ISC-POMDPs: Partially Observed Markov Decision Processes with Initial-State Dependent Costs
Timothy L. Molloy
TL;DR
ISC-POMDPs address objectives tied to an unknown initial state by introducing costs that depend on the initial state $X_0$ and its uncertainty. The authors augment the state to form a Markovian pair $(X_0,X_k)$ as a single augmented state $S_k$ and derive a recursive Bayesian smoother $\\\xi_k$ that tracks the joint posterior $p(X_0,X_k|Y^k,U^{k-1})$. They reformulate ISC-POMDPs as ($\\rho$-)POMDPs with augmented belief costs $\\overline{\\rho}(\\xi,u) = \psi(\\xi,u) + \\sum_s\\xi(s)c(s,u)$ and show how to solve via Bellman recursion, with concavity enabling PWLC approximations.
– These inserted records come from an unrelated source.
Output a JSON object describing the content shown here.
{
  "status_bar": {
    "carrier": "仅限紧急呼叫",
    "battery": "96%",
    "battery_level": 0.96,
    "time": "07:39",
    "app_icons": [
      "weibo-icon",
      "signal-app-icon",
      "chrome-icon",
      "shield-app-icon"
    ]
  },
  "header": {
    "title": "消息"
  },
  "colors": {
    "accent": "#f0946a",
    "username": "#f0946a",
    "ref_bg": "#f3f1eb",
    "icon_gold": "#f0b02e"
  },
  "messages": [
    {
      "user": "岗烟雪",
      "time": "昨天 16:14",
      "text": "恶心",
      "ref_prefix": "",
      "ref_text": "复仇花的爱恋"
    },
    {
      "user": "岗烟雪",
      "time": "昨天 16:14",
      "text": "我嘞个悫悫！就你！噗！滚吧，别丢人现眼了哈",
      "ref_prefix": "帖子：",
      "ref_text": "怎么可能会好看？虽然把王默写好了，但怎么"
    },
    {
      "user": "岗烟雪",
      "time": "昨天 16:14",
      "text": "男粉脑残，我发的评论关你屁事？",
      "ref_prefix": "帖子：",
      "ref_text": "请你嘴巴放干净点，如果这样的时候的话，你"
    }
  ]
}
Empirical gridworld experiments demonstrate that ISC-POMDPs can actively reduce initial-state uncertainty to choose the correct goal, outperforming standard POMDPs. This framework enables robust optimization for tasks where the objective depends on unknown initial conditions, with potential impact in robotics and active perception.
Abstract
We introduce a class of partially observed Markov decision processes (POMDPs) with costs that can depend on both the value and (future) uncertainty associated with the initial state. These Initial-State Cost POMDPs (ISC-POMDPs) enable the specification of objectives relative to a priori unknown initial states, which is useful in applications such as robot navigation, controlled sensing, and active perception, that can involve controlling systems to revisit, remain near, or actively infer their initial states. By developing a recursive Bayesian fixed-point smoother to estimate the initial state that resembles the standard recursive Bayesian filter, we show that ISC-POMDPs can be treated as POMDPs with (potentially) belief-dependent costs. We demonstrate the utility of ISC-POMDPs, including their ability to select controls that resolve (future) uncertainty about (past) initial states, in simulation.